Sarah Walker’s The First Time I Thought I Was Dying is a collection of nonfiction essays about the many facets of living in and taking care of a human body, while knowing that one day it will cease to function altogether. Each chapter is a personal essay about a different aspect of life in a body, starting with her work as a photographer and the different ways we present versions of ourselves that we deem acceptable or desirable to an audience. From there she moves on to her experiences—both lived and witnessed at close hand—of what it means to push at boundaries when performing on the stage; emetophobia and personal control over the body; sexual coming of age and the state of sex education in Australia; eating disorders and the manipulation of self-image through photography; the many types of self-harm and where they come from; states of anxiety and how it can manifest as phobias; and adjusting rituals of death and community during a pandemic.

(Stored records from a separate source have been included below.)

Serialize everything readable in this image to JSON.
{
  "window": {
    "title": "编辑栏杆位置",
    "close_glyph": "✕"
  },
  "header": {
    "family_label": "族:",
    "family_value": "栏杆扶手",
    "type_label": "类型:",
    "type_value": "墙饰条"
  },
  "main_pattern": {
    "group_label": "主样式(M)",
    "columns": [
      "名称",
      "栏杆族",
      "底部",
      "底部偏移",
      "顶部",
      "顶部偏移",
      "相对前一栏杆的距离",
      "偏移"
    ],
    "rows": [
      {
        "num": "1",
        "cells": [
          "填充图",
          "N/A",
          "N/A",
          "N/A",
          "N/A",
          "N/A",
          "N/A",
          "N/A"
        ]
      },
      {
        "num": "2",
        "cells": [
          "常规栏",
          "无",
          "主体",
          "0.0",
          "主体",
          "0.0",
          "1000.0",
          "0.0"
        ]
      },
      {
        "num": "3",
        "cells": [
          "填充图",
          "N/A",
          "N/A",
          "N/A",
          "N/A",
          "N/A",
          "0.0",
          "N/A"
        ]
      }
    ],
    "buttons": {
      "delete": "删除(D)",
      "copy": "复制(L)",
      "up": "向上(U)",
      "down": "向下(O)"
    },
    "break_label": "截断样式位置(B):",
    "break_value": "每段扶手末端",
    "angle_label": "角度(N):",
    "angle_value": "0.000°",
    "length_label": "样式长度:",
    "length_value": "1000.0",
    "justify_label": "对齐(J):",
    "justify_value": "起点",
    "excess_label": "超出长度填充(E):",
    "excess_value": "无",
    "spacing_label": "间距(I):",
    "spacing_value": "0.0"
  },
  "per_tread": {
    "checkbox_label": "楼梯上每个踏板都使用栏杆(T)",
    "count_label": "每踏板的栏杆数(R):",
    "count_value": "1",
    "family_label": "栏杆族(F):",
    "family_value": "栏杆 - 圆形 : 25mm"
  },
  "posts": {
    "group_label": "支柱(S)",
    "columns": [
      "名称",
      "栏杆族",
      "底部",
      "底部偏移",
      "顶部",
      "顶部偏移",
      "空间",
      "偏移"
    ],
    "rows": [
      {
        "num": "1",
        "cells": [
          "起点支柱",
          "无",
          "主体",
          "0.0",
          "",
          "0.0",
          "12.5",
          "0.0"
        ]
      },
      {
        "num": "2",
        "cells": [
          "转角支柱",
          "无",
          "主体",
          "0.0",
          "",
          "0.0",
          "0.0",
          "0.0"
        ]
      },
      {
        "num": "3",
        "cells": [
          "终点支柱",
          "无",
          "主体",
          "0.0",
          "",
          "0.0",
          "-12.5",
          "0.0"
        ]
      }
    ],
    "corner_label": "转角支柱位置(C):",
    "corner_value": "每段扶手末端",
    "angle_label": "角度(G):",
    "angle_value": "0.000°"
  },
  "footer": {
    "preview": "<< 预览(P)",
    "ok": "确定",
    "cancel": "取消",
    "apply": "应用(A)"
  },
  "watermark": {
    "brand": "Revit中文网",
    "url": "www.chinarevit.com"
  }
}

Walker somehow manages to make these very difficult, very real topics highly readable; I read the whole book in two days! In sharp, clear prose she lays bare deeply personal experiences alongside facts, figures and studies of everything from sex education in schools to suicide to grief to body hair removal. I found that her pragmatic, matter-of-fact syntax and her deeply compassionate and insightful point of view kept me engaged and eager to learn more. Her work and lived experiences as an artist, writer, photographer, and theatre performer give her a broad and critical insight into culture

Overall, I found this work to be very perceptive and eye opening. Walker’s experiences may not be relatable to everyone, but she expertly uses her experiences and knowledge as jumping off points for a broader conversation that includes everyone. For example, the chapter ‘Yes Yes No’ interrogates the universal experience of sexual coming age, and how, particularly in Australia, the two main sources of information for young people navigating this process are sex education at school—which is largely clinical and contains nothing about giving and receiving pleasure—and pornography—which is a carefully scripted fantasy. She relays her own early experiences of sex, and those witnessed at close hand, and wonders what sex education – that isn’t purely clinical or pornographic—could actually look like and the good it could do.

I would recommend this work to anyone who is interested in prodding and exploring the taboos and boundaries between the self and society. I would also recommend it to anyone who has ever wondered about the ways in which we all communicate and live in the strange, gross, wonderful meatbag homes of our selves.

I was provided a free copy of this book by the publisher in return for an honest review.